Small crosses made of wood and metal fill Lot 108 of Flaminio Cemetery in Rome, some painted white, some askew or fallen to the ground, all carrying female names.
They are not the names of the fetuses buried in the graves, but rather the names of the women who chose to have lawful abortions.
The discovery of the named graves last month by a woman who had undergone an abortion provoked outrage from women's rights groups and the women involved, who denounced the public exposure of personal medical choices.
"To think that someone appropriated her body, that a rite was performed, that she was buried with a cross and my name on it, was like reopening a wound," Francesca, one of the many women affected, told AFP.
"I feel betrayed by the institutions."
The group Differenza Donna (Woman Difference) said it had been contacted by about 100 women who underwent abortions at hospitals in the city.
The activists are scheduled to meet the health minister next week and have petitioned the public prosecutor's office to open an investigation.
Italy's privacy watchdog has also opened a probe into the practice, which appears for now to be a bureaucratic procedure gone awry.
The scandal first came to light last month after a woman who had an abortion -- at a hospital different from the one used by Francesca -- discovered her name on a cross at the cemetery and posted on Facebook, a message that soon went viral.
Elisa Ercoli, president of Differenza Donna, described the discovery as the latest slap in the face for women in the majority Catholic country, calling it an "ugly, authoritarian act".
Abortion within the first 90 days of pregnancy has been legal in Italy since 1978, but the law allows for conscientious objectors among medical professionals.
Seven out of 10 gynaecologists in the country refuse to carry out the procedure, complicating access to abortions for women in some areas.
Ercoli told AFP the group had found crosses bearing women's names from 2017 to 2020 at the cemetery and learnt that the practice has been going on since at least 2005.
A similar practice was subsequently discovered at a cemetery in the northern city of Brescia.
A national law from 1990 calls for foetuses less than 20 weeks old to be incinerated by the hospitals.

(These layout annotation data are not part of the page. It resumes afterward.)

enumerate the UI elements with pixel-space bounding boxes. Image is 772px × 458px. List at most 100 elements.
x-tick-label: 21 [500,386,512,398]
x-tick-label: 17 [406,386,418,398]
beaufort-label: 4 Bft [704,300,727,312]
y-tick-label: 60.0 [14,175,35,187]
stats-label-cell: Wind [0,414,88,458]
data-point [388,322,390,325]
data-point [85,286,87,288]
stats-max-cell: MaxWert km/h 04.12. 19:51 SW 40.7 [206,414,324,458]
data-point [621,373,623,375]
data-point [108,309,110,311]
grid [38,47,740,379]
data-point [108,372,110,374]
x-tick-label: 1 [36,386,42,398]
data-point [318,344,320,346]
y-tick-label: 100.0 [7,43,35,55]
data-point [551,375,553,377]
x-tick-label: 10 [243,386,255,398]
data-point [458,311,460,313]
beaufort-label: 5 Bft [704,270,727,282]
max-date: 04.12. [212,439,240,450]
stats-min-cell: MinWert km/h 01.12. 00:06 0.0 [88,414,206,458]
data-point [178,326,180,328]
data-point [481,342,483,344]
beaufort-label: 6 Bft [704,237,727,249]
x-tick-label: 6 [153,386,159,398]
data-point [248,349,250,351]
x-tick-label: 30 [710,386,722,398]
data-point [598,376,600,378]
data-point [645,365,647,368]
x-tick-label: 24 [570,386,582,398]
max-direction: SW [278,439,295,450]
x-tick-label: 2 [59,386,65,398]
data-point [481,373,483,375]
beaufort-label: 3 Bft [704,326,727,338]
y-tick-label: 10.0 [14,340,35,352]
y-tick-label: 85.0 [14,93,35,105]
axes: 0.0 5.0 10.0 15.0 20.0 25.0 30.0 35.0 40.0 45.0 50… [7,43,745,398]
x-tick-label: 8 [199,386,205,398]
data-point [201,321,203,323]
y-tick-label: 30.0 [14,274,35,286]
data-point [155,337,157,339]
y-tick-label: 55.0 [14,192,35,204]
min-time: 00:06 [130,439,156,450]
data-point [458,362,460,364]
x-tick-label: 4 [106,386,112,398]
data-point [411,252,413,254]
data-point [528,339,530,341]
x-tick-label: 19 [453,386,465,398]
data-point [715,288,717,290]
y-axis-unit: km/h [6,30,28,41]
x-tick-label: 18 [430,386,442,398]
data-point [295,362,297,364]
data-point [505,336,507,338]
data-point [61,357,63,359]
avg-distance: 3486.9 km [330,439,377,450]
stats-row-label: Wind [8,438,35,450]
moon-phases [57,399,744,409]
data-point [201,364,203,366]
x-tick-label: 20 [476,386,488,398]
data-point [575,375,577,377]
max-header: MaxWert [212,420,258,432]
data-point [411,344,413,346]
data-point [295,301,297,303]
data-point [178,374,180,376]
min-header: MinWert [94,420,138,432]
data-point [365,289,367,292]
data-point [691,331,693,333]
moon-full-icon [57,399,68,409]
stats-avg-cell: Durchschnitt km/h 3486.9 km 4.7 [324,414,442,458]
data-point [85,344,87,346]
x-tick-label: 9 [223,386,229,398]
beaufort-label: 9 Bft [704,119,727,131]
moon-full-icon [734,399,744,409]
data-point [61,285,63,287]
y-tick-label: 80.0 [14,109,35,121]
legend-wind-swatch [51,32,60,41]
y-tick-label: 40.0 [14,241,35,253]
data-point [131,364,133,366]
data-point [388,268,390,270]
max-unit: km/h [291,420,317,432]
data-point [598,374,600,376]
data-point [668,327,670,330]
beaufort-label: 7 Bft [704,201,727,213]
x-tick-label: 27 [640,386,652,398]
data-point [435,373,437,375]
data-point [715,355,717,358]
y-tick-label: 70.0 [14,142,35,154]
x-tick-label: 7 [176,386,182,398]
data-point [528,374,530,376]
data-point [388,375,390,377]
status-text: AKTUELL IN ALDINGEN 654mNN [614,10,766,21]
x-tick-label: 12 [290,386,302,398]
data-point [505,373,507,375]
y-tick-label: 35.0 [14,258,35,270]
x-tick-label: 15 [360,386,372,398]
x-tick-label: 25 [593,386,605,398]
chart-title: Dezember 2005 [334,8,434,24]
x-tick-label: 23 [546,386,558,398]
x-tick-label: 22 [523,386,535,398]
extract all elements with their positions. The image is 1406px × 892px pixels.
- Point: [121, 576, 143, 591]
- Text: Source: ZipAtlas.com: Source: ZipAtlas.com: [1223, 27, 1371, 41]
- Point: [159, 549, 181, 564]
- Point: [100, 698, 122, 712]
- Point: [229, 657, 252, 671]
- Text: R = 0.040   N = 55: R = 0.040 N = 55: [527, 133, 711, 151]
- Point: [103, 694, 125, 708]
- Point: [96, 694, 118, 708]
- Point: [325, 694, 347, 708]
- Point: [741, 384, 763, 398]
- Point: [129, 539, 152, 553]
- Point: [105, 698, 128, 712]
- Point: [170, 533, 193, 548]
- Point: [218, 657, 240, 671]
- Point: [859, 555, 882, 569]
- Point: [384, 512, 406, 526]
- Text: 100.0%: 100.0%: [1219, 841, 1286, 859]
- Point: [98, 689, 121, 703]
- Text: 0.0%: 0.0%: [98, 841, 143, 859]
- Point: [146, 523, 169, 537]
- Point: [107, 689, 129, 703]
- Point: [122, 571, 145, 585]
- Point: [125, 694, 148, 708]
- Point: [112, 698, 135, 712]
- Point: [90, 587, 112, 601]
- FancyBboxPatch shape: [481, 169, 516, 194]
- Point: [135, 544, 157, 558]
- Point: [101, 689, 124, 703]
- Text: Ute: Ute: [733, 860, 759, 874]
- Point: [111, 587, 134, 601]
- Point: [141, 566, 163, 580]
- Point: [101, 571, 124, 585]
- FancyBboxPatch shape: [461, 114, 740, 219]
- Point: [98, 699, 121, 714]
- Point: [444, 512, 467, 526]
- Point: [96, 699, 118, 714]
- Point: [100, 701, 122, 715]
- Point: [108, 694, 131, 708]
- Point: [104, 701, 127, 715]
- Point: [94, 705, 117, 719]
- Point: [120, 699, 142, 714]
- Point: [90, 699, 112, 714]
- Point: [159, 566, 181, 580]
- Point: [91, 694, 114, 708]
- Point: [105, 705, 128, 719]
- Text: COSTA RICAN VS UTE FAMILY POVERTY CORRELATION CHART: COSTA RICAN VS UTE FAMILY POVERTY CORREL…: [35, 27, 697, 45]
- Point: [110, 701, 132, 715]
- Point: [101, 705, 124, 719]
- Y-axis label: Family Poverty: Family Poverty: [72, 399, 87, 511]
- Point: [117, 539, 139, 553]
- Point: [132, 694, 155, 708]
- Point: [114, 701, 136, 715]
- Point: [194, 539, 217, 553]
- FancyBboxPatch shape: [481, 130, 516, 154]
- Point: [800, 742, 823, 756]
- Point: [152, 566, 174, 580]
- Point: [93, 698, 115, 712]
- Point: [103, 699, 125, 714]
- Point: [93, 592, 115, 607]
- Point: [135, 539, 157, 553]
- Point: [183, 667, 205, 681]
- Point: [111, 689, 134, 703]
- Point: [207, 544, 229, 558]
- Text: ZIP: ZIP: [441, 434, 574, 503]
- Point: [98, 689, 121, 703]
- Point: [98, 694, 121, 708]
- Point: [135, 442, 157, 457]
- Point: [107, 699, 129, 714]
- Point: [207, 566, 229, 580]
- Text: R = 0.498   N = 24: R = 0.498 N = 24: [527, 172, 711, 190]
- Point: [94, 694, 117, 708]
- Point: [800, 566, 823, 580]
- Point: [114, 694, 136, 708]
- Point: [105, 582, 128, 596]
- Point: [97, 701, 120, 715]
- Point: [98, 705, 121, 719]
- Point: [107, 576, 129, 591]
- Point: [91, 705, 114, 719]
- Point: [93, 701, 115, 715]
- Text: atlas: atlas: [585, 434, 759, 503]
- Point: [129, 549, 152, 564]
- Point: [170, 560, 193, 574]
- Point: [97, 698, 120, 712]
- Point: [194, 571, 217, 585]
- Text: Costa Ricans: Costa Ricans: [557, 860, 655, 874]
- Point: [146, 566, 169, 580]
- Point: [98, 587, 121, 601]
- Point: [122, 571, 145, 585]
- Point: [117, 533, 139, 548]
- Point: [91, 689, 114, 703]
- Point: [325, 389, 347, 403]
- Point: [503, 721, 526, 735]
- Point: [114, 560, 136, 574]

But hospitals can entrust foetuses aborted after 20 weeks to cemetery services for burial even without the consent of family members.
While hospital permits required for transport and burial of the foetuses can include women's personal data, those records are supposed to be kept confidential.
Rome's municipal waste disposal and street cleaning agency AMA, which also manages the capital's cemeteries, said after the first woman posted on Facebook that the foetus was buried "after specific input from the hospital where the intervention took place".
AMA had "no role in such decisions", it said.
AMA did not respond to AFP's requests for more detail.
A regional councillor has already proposed clearer procedures from hospital to cemetery, blaming legal ambiguity for allowing "discretionary choices".
Francesca, who did not want to provide her last name, said she chose to undergo an abortion last September in the sixth month of pregnancy after learning her child had a serious heart defect.
She said she remembered signing papers given to her at the hospital as her contractions became stronger just before her delivery, but said she did not read them.
After the abortion, Francesca said she asked about what would happen to the foetus three times, without receiving any answers, adding that it was not only a shock to discover the grave but also to see the cross, which she said did not correspond to her beliefs.
In Italy, children are automatically given their father's last name upon birth.
"But if a woman has an abortion, her name and surname are included," Francesca noted.
"Finding my name on the cross was a sign of punishment for me."